Sell the Fat
Now are we going to "Sell the Fat?" The hangover is about to begin as doubts about Ben Bernanke's big ease is creating more unease. In the Wall Street Journal Fed Governor Kevin Warsh wrote an Op -Ed that warned that if the dollar continues to fall and commodities continue to rise, it might be time to reconsider the Fed plan of printing more money. In fact Mr. Warsh said that the economy is unimpressive and it is in what he calls a "new malaise", one that should not be accepted by policy makers. How does he plan to end it? He says that, "Policy makers should take notice of the critical importance of the supply side of the economy. The supply side establishes the economy's productive capacity. Recovery after a recession demands that capital and labor be reallocated. But the reallocation of these resources to new sectors and companies has been painfully slow and unnecessarily interrupted. We are feeling the ill effects.
“Fiscal authorities should resist the temptation to increase government expenditures continually in order to compensate for shortfalls of private consumption and investment. A strict economic diet of fiscal austerity has greater appeal, a kind of penance owed for the excesses of the past. But root-canal economics also does not constitute optimal economic policy. The U.S. would be better off with a third way: pro-growth economic policy. The U.S. and world economies urgently need stronger growth, and the adoption of pro-growth economic policies would strengthen incentives to invest in capital and labor over the horizon, paving the way for robust job-creation and higher living standards.
“Pro-growth policies include reform of the tax code to make it simpler, more transparent and more conducive to long-term investment. These policies also include real regulatory reform so that firms – financial and otherwise – know the rules, and then succeed or fail. Regulators should be hostile to rent-seeking by the established, and hospitable to the companies whose names we do not know. Finally, the creep of trade protectionism is anathema to pro-growth policies. The U.S. should signal to the world that it is ready to resume leadership on trade."

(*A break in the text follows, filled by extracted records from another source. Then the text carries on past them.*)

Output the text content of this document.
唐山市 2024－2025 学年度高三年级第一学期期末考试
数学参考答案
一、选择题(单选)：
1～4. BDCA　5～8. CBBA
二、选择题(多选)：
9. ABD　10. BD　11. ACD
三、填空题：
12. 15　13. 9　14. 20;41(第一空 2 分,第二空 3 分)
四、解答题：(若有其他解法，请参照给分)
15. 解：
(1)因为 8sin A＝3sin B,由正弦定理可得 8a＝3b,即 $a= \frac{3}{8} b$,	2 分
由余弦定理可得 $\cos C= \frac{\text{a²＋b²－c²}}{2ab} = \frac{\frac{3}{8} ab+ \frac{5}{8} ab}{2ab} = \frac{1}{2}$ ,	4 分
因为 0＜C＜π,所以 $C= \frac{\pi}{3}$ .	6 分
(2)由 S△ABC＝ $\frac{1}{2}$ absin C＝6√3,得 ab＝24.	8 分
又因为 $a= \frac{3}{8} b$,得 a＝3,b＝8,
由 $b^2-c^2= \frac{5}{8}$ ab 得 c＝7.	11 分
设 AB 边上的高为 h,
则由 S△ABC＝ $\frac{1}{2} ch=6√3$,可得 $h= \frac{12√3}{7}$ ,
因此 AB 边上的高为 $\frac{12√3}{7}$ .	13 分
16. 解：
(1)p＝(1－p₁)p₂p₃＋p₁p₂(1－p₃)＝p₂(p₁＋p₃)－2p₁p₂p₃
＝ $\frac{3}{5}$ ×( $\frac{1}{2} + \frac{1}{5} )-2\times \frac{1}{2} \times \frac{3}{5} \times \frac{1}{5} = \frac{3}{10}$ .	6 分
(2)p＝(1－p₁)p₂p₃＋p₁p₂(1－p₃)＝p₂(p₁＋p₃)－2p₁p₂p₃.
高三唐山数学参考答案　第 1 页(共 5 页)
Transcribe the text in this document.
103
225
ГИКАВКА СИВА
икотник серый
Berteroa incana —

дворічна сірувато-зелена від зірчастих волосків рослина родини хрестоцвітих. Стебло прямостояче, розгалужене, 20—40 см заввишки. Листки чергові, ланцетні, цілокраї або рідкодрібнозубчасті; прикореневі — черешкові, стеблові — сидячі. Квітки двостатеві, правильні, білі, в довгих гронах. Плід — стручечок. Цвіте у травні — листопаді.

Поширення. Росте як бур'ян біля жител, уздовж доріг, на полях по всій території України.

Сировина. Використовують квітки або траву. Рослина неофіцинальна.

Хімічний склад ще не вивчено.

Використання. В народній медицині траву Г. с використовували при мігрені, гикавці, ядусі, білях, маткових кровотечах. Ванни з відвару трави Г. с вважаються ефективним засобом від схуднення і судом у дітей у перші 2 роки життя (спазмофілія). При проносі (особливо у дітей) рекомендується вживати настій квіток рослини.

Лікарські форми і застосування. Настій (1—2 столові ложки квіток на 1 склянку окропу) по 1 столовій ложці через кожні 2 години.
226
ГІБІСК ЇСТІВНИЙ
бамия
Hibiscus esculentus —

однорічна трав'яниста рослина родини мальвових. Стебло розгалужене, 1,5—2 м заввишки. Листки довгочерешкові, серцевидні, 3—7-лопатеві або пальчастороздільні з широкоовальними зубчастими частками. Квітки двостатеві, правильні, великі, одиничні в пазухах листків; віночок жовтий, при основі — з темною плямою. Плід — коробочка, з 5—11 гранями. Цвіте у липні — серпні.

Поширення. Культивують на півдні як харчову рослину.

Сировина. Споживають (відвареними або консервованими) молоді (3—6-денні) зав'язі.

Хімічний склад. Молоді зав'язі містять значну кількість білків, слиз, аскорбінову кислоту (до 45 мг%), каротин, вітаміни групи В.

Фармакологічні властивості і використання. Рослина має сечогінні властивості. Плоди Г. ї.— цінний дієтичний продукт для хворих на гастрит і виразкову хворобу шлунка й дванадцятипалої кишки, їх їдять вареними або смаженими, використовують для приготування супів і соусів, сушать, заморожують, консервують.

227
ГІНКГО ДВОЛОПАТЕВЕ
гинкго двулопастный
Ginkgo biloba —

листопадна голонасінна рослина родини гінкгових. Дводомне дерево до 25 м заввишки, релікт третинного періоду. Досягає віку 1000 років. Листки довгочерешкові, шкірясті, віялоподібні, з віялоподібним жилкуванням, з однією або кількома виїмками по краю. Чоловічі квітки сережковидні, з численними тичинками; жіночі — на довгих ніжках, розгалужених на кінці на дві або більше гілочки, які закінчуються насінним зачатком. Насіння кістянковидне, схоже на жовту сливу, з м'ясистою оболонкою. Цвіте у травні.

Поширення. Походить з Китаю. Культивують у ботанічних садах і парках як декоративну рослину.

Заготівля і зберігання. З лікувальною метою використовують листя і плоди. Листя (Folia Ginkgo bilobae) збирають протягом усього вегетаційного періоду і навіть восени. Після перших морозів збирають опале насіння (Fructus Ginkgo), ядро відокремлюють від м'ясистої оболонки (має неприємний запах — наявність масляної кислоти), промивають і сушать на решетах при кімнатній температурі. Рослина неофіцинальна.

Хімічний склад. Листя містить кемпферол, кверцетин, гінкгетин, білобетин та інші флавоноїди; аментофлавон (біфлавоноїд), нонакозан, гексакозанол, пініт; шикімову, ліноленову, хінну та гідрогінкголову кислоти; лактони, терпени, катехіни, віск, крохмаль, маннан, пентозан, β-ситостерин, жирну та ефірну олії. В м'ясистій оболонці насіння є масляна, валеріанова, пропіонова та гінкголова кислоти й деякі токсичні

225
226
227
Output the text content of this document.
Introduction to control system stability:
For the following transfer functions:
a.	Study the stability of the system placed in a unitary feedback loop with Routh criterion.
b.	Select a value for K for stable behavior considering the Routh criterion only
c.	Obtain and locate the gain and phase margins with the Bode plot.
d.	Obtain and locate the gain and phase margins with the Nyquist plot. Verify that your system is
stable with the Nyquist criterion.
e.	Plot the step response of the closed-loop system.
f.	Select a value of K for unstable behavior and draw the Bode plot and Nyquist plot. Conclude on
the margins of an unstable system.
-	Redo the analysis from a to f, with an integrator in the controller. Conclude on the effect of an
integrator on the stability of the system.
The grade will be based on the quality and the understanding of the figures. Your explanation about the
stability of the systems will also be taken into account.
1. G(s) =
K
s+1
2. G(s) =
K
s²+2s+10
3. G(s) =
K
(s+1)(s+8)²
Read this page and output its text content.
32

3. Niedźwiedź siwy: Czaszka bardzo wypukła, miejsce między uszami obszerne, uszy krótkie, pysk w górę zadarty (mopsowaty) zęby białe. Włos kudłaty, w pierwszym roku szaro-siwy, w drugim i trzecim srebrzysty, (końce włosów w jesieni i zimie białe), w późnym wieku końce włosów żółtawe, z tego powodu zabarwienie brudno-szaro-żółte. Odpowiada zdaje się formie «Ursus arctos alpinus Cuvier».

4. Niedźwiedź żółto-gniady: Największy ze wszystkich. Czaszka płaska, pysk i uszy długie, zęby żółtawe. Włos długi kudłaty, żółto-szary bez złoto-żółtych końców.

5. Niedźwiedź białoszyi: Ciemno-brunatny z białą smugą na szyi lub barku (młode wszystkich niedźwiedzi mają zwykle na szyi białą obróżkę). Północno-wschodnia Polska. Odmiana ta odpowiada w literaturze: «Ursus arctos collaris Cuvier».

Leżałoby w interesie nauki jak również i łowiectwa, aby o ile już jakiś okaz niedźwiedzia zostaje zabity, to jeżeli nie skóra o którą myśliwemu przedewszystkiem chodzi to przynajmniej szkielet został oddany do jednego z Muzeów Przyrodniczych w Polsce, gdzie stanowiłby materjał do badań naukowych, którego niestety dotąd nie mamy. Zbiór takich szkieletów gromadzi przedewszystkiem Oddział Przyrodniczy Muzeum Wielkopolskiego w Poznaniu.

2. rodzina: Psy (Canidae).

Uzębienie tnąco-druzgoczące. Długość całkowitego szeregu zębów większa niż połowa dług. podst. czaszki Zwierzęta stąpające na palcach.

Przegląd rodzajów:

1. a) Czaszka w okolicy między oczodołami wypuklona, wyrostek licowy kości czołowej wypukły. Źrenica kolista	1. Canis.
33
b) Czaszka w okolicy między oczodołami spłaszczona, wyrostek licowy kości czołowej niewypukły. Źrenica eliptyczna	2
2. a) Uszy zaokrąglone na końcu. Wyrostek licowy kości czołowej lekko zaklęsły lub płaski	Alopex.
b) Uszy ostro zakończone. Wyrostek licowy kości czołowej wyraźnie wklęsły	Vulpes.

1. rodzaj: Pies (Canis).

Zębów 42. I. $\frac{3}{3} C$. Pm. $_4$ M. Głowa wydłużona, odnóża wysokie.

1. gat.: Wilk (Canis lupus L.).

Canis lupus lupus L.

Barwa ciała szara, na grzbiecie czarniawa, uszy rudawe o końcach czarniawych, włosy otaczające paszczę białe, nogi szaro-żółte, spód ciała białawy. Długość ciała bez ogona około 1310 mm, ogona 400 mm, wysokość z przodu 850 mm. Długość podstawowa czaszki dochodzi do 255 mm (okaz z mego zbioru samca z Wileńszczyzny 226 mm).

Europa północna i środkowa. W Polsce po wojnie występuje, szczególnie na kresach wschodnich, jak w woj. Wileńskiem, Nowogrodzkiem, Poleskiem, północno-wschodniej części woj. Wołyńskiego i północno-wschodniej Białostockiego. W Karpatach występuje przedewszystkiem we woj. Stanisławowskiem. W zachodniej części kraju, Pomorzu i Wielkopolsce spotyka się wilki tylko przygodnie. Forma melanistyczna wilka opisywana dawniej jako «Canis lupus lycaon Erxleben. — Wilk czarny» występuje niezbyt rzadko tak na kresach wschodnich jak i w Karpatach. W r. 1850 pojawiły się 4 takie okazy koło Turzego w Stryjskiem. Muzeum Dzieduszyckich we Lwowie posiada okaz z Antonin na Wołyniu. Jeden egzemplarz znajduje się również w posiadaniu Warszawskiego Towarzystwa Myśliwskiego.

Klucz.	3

These comments and a rebound in the dollar are one reason why oil is pulling back from a two year high. While the main message from QE2 is a weaker dollar and higher commodity prices, the secondary message is the economy is still sick. The mixed messages should lead to wide trading ranges. The market will have to come off the QE2 high or the Fed will have to back off or risk creating the mother of all commodity bubbles.